According to the FSB, such crimes typically cost small businesses between 500 GBP and 5,000 GBP, while the average cost is 768 GBP a year, yet the report revealed that around one third of small firms do not report online crime to the police or their banks because of “a lack of faith in the system”.
However, 85% of respondents in Scotland and England said they would report fraud if a designated reporting centre were set up to gather data and use it to fight the crime and follow through with prosecutions – a system similar to that already established in Wales. The report also revealed overall weaknesses in businesses understanding of how online crime is policed, with 53% stating that they needed clearer information about how and where to report this type of crime.
Mike Cherry, Federation of Small Businesses Home Affairs Chairman, said, “E-crime is becoming an increasingly serious issue for small firms, which are losing up to 800 GBP a year to fraud and online crime – a cost which could have a significant impact on a small business.”
When a business is hit by computer crime, it generally stands a much better chance of recovery if backed up by a strong and well enforced incident response policy. Core to this is prompt reporting of the incident so that experts can be called in to gather evidence. Such evidence must be obtained by qualified professionals, known as computer forensic experts, who conduct their investigations in line with guidelines set out by the Association of Chief Police Officers. If computer equipment is examined by untrained IT staff, or there is a delay in reporting the crime, evidence could be lost, corrupted or contaminated, making perpetrators harder to trace and reducing the chances of successfully securing a conviction.

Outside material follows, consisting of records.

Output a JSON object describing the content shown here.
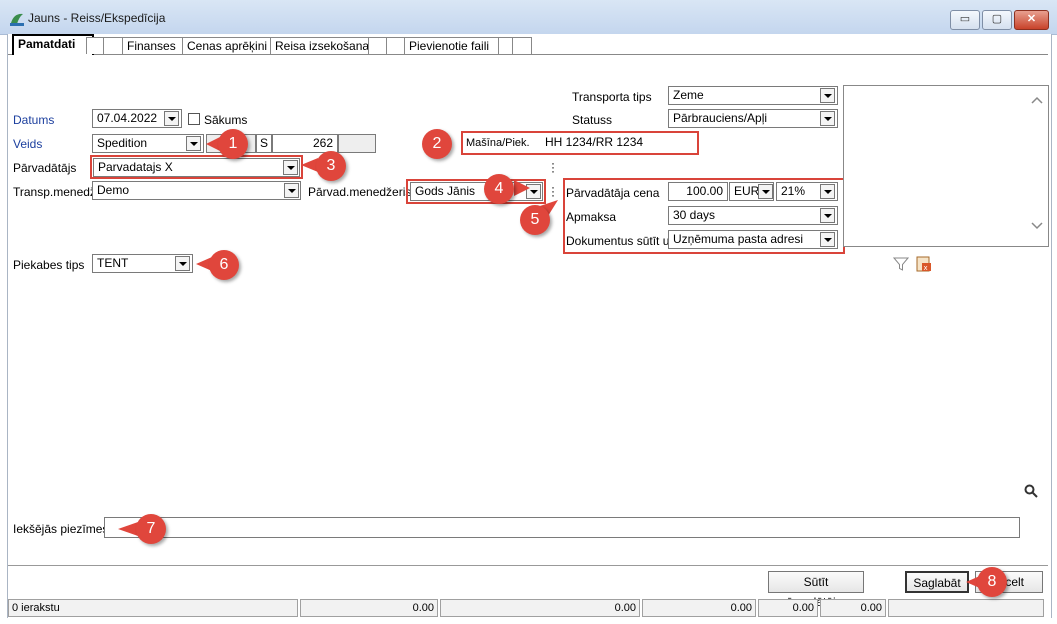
{
  "window": {
    "title": "Jauns - Reiss/Ekspedīcija",
    "controls": {
      "minimize": "▭",
      "maximize": "▢",
      "close": "✕"
    }
  },
  "tabs": [
    {
      "label": "Pamatdati",
      "active": true
    },
    {
      "label": ""
    },
    {
      "label": ""
    },
    {
      "label": "Finanses"
    },
    {
      "label": "Cenas aprēķini"
    },
    {
      "label": "Reisa izsekošana"
    },
    {
      "label": ""
    },
    {
      "label": ""
    },
    {
      "label": "Pievienotie faili"
    },
    {
      "label": ""
    },
    {
      "label": ""
    }
  ],
  "form": {
    "datums": {
      "label": "Datums",
      "value": "07.04.2022"
    },
    "sakums": {
      "label": "Sākums",
      "checked": false
    },
    "veids": {
      "label": "Veids",
      "value": "Spedition",
      "s_label": "S",
      "number": "262"
    },
    "parvadatajs": {
      "label": "Pārvadātājs",
      "value": "Parvadatajs X"
    },
    "transp_menedz": {
      "label": "Transp.menedž.",
      "value": "Demo"
    },
    "parvad_menedzeris": {
      "label": "Pārvad.menedžeris",
      "value": "Gods Jānis"
    },
    "transporta_tips": {
      "label": "Transporta tips",
      "value": "Zeme"
    },
    "statuss": {
      "label": "Statuss",
      "value": "Pārbrauciens/Apļi"
    },
    "masina": {
      "label": "Mašīna/Piek.",
      "value": "HH 1234/RR 1234"
    },
    "parvadataja_cena": {
      "label": "Pārvadātāja cena",
      "value": "100.00",
      "currency": "EUR",
      "vat": "21%"
    },
    "apmaksa": {
      "label": "Apmaksa",
      "value": "30 days"
    },
    "dokumentus_sutit": {
      "label": "Dokumentus sūtīt uz",
      "value": "Uzņēmuma pasta adresi"
    },
    "piekabes_tips": {
      "label": "Piekabes tips",
      "value": "TENT"
    },
    "ieksejas_piezimes": {
      "label": "Iekšējās piezīmes",
      "value": ""
    }
  },
  "markers": [
    "1",
    "2",
    "3",
    "4",
    "5",
    "6",
    "7",
    "8"
  ],
  "buttons": {
    "sutit": "Sūtīt pārvadātājam",
    "saglabat": "Saglabāt",
    "atcelt_partial": "celt"
  },
  "statusbar": {
    "count": "0 ierakstu",
    "v1": "0.00",
    "v2": "0.00",
    "v3": "0.00",
    "v4": "0.00",
    "v5": "0.00"
  },
  "colors": {
    "label_blue": "#1c3f9e",
    "highlight_red": "#d9443a",
    "marker_red": "#e0463c"
  },
  "icons": [
    "app-icon",
    "filter-icon",
    "excel-export-icon",
    "search-icon",
    "scroll-up-icon",
    "scroll-down-icon",
    "more-options-icon"
  ]
}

Mr Cherry added, “The internet is a huge and unregulated area but businesses have to have confidence that there are at least some structures there to support them. It is important that the Met Police E Crime Unit and the National Fraud Reporting Centre must work hand in hand to set up an effective system to gather intelligence and use it to investigate and prosecute when this crime occurs. Businesses are currently simply being left very exposed.”